Отслужив три года, в течение которых неспокойные юмористические моря забрасывали меня то в "Рассмеши комика", то в "Вечерний квартал", то в "Голые и смешные", то в рекламную компанию Олега Ляшка, я всё-таки вышел на свободу.
И вот... с тех пор прошло уже две зимы, а я всё не найду себе места. Подключив все свои связи, я сумел пробиться на должность оператора в колл-центр страховой компании. Казалось бы, вот он, предел мечтаний! Но нет, прошлое не отпускает меня. Коллеги то и дело зовут на пьянки, начальник смеется, называет молодцом и даёт премии; на меня постоянно вешаются какие-то странные женщины, целуют и называют котиком... я устал.
Я силком отучил себя от юмора (смотрите, я за весь этот текст ни разу не пошутил!), но время от времени моё былое Я напоминает о себе и из меня вырывается "заходят француз, американец и русский в бар..."...
И еще каждую ночь я вижу один и тот же сон.
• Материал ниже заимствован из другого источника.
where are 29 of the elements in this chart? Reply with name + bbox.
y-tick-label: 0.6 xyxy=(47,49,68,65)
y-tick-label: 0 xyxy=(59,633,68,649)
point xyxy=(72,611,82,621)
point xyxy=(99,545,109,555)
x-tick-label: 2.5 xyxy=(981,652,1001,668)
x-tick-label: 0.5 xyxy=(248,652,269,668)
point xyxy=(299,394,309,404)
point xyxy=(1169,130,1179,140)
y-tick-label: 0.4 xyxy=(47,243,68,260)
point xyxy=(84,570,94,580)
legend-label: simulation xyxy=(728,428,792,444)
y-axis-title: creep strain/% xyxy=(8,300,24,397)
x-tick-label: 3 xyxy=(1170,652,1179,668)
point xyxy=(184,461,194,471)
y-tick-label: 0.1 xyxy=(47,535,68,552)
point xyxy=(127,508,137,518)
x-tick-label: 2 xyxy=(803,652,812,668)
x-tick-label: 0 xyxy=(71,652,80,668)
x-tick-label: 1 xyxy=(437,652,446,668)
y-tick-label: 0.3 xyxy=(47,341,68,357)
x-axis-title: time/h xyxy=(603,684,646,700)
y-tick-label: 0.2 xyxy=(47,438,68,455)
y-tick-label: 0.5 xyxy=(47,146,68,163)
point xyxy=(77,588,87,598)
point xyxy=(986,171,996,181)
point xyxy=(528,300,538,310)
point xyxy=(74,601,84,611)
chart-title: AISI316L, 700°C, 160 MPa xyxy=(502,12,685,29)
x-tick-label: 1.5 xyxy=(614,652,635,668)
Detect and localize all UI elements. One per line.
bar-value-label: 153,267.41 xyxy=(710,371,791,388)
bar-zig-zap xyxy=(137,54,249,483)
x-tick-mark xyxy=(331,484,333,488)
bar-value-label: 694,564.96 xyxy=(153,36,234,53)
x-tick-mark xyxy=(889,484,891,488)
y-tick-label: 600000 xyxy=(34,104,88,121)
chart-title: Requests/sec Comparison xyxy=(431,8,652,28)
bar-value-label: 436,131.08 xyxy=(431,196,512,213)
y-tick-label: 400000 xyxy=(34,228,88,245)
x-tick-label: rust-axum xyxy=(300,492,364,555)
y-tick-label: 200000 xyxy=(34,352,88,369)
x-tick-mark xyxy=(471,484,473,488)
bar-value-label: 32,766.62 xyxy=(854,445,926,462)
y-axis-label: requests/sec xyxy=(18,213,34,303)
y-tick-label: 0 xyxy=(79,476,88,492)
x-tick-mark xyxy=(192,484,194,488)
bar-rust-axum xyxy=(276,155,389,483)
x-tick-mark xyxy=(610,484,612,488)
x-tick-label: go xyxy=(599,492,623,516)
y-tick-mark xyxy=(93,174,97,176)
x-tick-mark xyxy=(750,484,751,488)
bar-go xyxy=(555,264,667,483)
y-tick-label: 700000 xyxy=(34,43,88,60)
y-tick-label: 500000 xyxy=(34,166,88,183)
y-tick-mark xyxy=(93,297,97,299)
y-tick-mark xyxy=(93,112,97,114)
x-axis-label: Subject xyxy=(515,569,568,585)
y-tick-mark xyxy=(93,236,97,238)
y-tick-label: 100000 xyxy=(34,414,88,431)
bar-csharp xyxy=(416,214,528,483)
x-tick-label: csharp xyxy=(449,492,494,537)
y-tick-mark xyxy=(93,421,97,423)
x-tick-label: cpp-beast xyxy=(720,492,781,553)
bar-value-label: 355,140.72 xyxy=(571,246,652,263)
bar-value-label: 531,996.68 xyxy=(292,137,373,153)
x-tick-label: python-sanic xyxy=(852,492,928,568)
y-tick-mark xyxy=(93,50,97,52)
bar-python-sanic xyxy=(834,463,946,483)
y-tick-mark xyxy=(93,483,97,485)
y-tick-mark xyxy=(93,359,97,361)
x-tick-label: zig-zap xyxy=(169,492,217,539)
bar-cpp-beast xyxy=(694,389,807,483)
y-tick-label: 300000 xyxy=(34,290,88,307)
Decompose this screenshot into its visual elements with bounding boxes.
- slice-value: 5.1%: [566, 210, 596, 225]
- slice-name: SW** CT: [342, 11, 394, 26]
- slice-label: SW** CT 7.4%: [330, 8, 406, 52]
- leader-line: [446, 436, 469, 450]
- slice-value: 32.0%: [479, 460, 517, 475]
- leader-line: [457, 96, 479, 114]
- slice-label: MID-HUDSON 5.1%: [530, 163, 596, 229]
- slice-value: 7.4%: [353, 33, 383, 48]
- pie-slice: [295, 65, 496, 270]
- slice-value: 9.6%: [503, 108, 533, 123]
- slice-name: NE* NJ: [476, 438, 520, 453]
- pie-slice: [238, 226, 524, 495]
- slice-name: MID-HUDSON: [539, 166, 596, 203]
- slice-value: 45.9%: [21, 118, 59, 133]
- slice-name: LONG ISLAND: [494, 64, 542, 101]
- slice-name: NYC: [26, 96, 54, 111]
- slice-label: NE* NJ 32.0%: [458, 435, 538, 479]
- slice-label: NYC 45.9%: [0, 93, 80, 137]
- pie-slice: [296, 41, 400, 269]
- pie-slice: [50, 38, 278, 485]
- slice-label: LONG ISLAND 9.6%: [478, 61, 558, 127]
Я сижу на синем кресле в пустом концертном зале, а на сцене стоят и смотрят на меня они. Юмористы. Джордж Карлин и Роуэн Аткинсон, Эдди Мерфи и Лесли Нильсен, Петросян и Степаненко, Задорнов и Коклюшкин, Слепаков и Галустян, Жванецкий и Альтов... их тысячи. Все они тянут ко мне забавно скрюченные когти, корчат весёлые рожи и, коверкая голоса, кричат: "Иди к нам!"
Они кричат и зал взрывается хохотом и аплодисментами. И тогда я просыпаюсь в холодном поту и плачу, и прижимаю к себе своего плюшевого розового фламинго Тоню и до утра не могу уснуть.
Сегодня всё это закончится. Я принял решение покончить с собой. Сейчас я обмотаю себя туалетной бумагой, пристегну себя розовыми садо-мазо наручниками к батарее, приму летальную дозу гематогена, сяду и буду конспектировать книгу "Мотивационные тренинги" до тех пор, пока не умру. Пусть смерть моя будет такой же нелепой, какой была и моя жизнь.
Прощайте, друзья! Будьте счастливы!..
...и не смейте, не смейте ржать на моих похоронах, слышите меня?! Не ржать, я сказал! Прокляну!
Хотя чего там, всё равно же заржёте. Ублюдки...
Конец
[Послесловие]
Жизнь Вовочки была спасена усилиями команды врачей 17-й районной поликлиники. Смеялись всей больницей. Ведущий хирург, утирая слёзы, сказал, что это была самая забавная операция за его пятнадцатилетнюю карьеру.
Сам спасённый, несмотря на мольбы журналистов, комментировать ситуацию отказался.